Neuer Teilchenbeschleuniger

Und doch geht es hier nicht um schwarze Löcher und den Urknall. Die bemerkenswerte Anlage dient anderen Projekten. Sie wurde nun nach knapp fünfjähriger Bauzeit in Betrieb genommen.

Was genau passiert, wenn Oberflächen mit Atomen beschossen werden? Diese winzigen und sehr schnellen Partikel beschäftigen die Arbeitsgruppe. Der Beschleuniger mit dem Namen HICS (Highly charged ion collisions on surfaces) sorgt dafür, dass die geladenen Teilchen auf maximal 43 Millionen km/h gebracht werden – das sind etwa vier Prozent der Lichtgeschwindigkeit.

Ein großes Magnetfeld hält sie auf dem richtigen Kurs. „Wir treffen immer, wenn wir feste Oberflächen mit den Teilchen beschießen“, bestätigt Dr. Andreas Reichert. Wenn die Ionen auf die fingernagelgroßen Testobjekte treffen, kommt es zu nanoskopischen Veränderungen.

Was die Forscher daraus lernen ist, wie sich Materialien unter extremen Bedingungen verhalten. Die Erkenntnisse können dazu beitragen, dass künftig noch filigranere Flächen und Schichten hergestellt werden. Bisher produziert man die extrem kleinen Strukturen von Computerchips mit Masken, die mit Hilfe von Laserlicht erstellt werden.

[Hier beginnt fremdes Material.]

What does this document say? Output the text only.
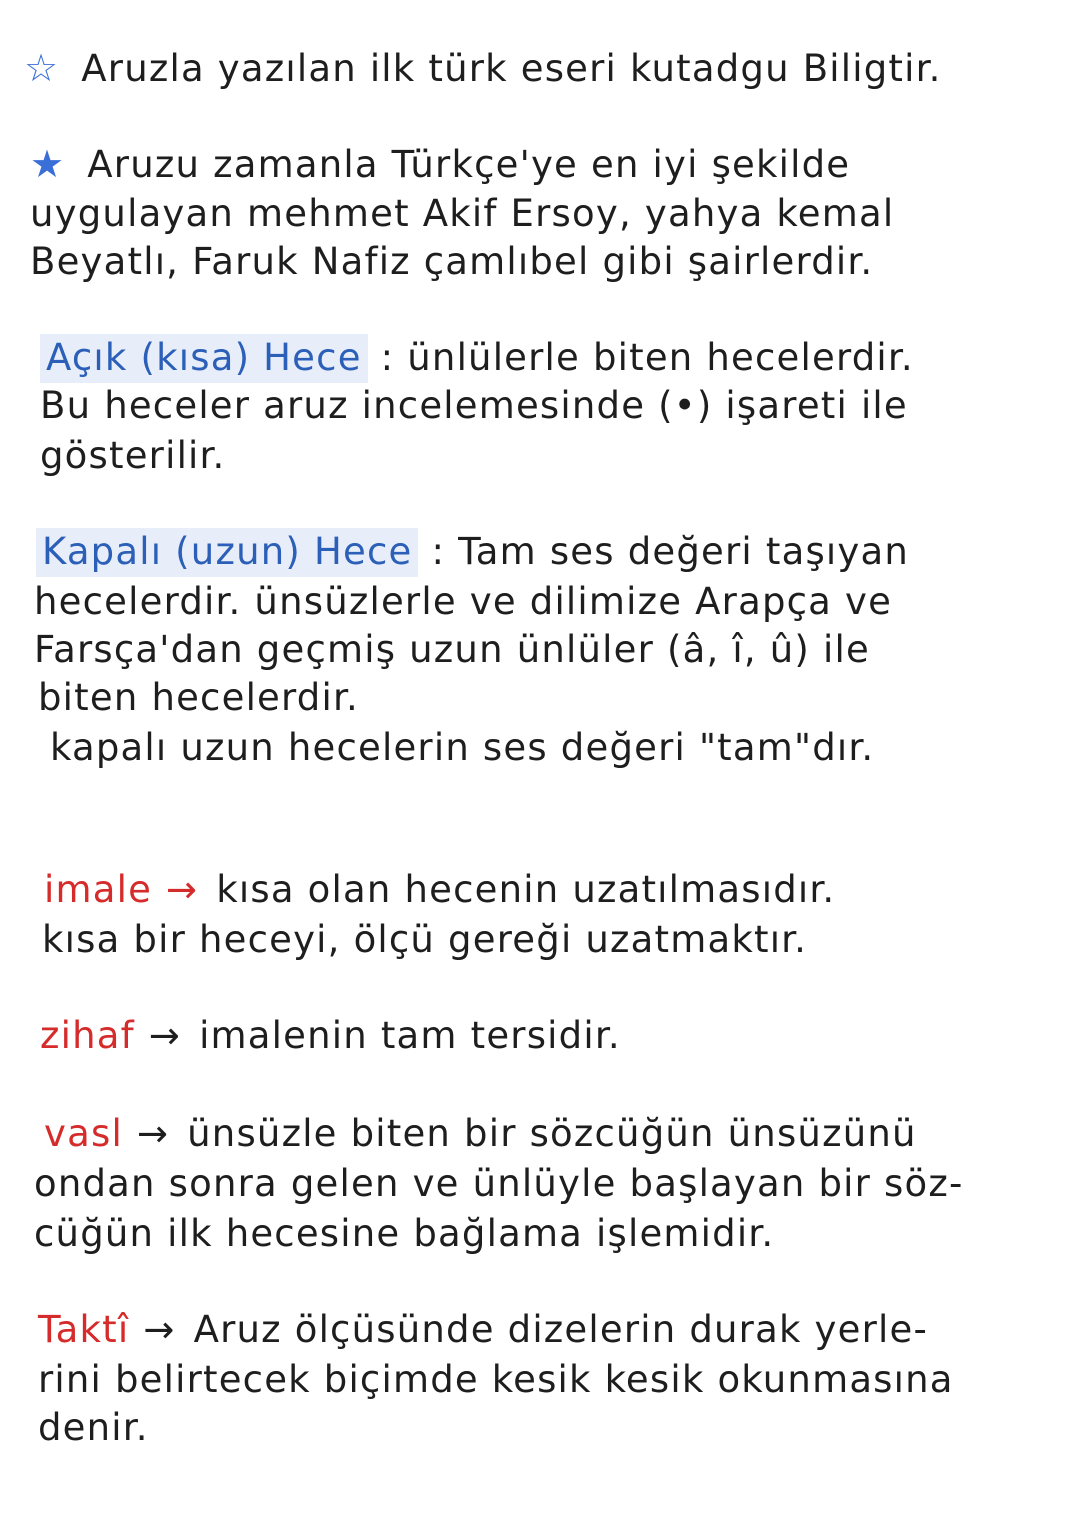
☆ Aruzla yazılan ilk türk eseri kutadgu Biligtir.
★ Aruzu zamanla Türkçe'ye en iyi şekilde
uygulayan mehmet Akif Ersoy, yahya kemal
Beyatlı, Faruk Nafiz çamlıbel gibi şairlerdir.
Açık (kısa) Hece : ünlülerle biten hecelerdir.
Bu heceler aruz incelemesinde (•) işareti ile
gösterilir.
Kapalı (uzun) Hece : Tam ses değeri taşıyan
hecelerdir. ünsüzlerle ve dilimize Arapça ve
Farsça'dan geçmiş uzun ünlüler (â, î, û) ile
biten hecelerdir.
kapalı uzun hecelerin ses değeri "tam"dır.
imale → kısa olan hecenin uzatılmasıdır.
kısa bir heceyi, ölçü gereği uzatmaktır.
zihaf → imalenin tam tersidir.
vasl → ünsüzle biten bir sözcüğün ünsüzünü
ondan sonra gelen ve ünlüyle başlayan bir söz-
cüğün ilk hecesine bağlama işlemidir.
Taktî → Aruz ölçüsünde dizelerin durak yerle-
rini belirtecek biçimde kesik kesik okunmasına
denir.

Danach wird die nötige Struktur geätzt. Diese konventionelle Lithografie-Technik würde dann durch neue Prozesse ersetzt werden, da ein ionisiertes Atom kleinere Strukturen als ein Laser erzeugen kann. Moderne Computerchips schrumpfen so vielleicht bei gleicher Leistung bis zur Größe einer Nadelspitze.

So weit der ungefähre Plan der Wissenschaftler. „Wir betreiben hier allerdings Grundlagenforschung – es kann immer zu unerwarteten Ergebnissen kommen, die man künftig für ganz andere Dinge nutzbar machen kann“, beschreibt Physikerkollege Thorsten Peters seine Arbeit, die immer wieder für Überraschungen sorgt. Und die so spannend ist, dass Peters über die Wechselwirkung hochgeladener Ionen mit Metalloberflächen auch promoviert. Dafür braucht man eine gute Vorstellungskraft, denn „Ionen sind mit dem bloßen Auge nicht zu erkennen. Doch sie bieten die Möglichkeit, so viel Energie auf kleinsten Raum zu bringen, wie sonst nirgendwo. Und sie sind wahnsinnig schnell.“

Natürlich schauen die Experten auch nach Genf, wo der derzeit viel diskutierte LHC (Large Hadron Collider) steht. Die Duisburger nutzen ein ähnliches Prinzip. „Wir haben auch eine Ionenquelle, erzeugen ein Ultrahochvakuum, lenken die Teilchen mittels eines Magnetfeldes und beschleunigen sie durch elektrische Felder“, so Peters. Doch während die CERN-Anlage riesige Ausmaße von fast 27 Kilometern hat, ist HICS ziemlich kompakt: Auf viereinhalb Metern sind alle wichtigen Elemente untergebracht. „Vergleichbare Anlagen gibt es nur noch in Dresden beim Hersteller der Ionenquelle. Ansonsten werden bisher wesentlich größere und teurere Beschleuniger zur Erzeugung der schnellen Teilchen benutzt“, weiß Dr. Reichert.

Die AG Schleberger gehört zum Sonderforschungsbereich 616 „Energiedissipation an Oberflächen“. Für den Bau und die Nutzung des Beschleunigers stellte die Deutsche Forschungsgemeinschaft (DFG) 300.000 Euro zur Verfügung. 12.000 Euro pro Jahr kostet der Betrieb der kleinen aber feinen Anlage, die sicher in den kommenden Jahren für neue Entdeckungen sorgen wird.